Ketua Dewan Administrasi Negara Myanmar, Jenderal Min Aung Hlaing. (Foto: AFP/Sai Ang Main)
Berita Terkini, Eksklusif di WhatsApp Inilah.com
Rezim militer Myanmar melancarkan jurus baru. Mereka mengimbau kelompok-kelompok pemberontak, termasuk Pasukan Pertahanan Rakyat (PDF) —sayap bersenjata dari pemerintahan sipil sebelumnya— untuk segera menyerahkan senjata dan kembali ke ‘jalan yang benar’, yakni hidup damai.
Seruan ini terpampang jelas dalam laporan surat kabar milik negara, Global New Light of Myanmar, Jumat (18/7/2025).
“Dewan Administrasi Negara mengundang mereka yang terlibat dalam berbagai kelompok bersenjata, termasuk PDF, untuk kembali ke jalur hukum. Mereka yang menerima tawaran ini akan diberikan bantuan dan dukungan yang diperlukan,” demikian pernyataan pemerintah.
Tak hanya itu, ada iming-iming menggiurkan: ‘individu yang kembali bersama senjata dan amunisi akan diberikan imbalan uang tunai’. Ini jelas upaya ‘pelicin’ agar para pejuang ini mau turun gunung.

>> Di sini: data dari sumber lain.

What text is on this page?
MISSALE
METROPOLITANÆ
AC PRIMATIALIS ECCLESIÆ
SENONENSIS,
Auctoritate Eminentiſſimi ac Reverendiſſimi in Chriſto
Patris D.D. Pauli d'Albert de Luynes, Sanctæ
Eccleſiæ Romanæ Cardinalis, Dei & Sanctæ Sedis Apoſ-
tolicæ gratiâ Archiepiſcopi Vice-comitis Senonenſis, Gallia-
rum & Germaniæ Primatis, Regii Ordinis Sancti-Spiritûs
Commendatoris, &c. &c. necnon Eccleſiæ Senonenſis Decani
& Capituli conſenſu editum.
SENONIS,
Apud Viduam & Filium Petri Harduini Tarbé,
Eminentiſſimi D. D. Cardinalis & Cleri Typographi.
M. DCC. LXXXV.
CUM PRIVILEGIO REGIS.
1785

Pemerintah Myanmar mengklaim, aksi kekerasan yang dilakukan para pemberontak, ditambah perebutan kekuasaan antarkomandan, telah membuat banyak pejuang merasa kecewa dan kehilangan arah. Mereka seolah tak tahu lagi untuk apa bertempur.
‘Aksi Teror’ dan Tawaran ‘Pulang Kampung’
Pemerintah junta mengajak mereka yang kecewa terhadap perjuangan bersenjata, atau yang merasa dipaksa oleh komandan untuk melakukan ‘aksi teror’ terhadap warga sipil, agar segera menghubungi kantor pemerintahan, markas militer, atau kantor polisi terdekat untuk mendapatkan bantuan.
Bahkan, pemerintah mendorong agar para pejuang itu membawa sebanyak mungkin senjata dan amunisi saat menyerahkan diri. Semakin banyak senjata yang diserahkan, makin tebal pundi-pundi uang tunai yang dijanjikan.
Ingat, konflik sipil di Myanmar pecah setelah militer mengambil alih kekuasaan melalui kudeta pada 2021. Kudeta itu mengakhiri satu dekade pemerintahan sipil yang sempat memberi harapan demokrasi. Selain kelompok oposisi bersenjata seperti PDF, sejumlah pasukan bersenjata etnis juga turut terlibat dalam konflik berdarah ini.
Mampukah ‘rayuan’ amnesti dan uang tunai ini meredam gejolak perang saudara di Myanmar? Atau hanya jadi angin lalu di tengah bara api perlawanan? Kita lihat saja nanti.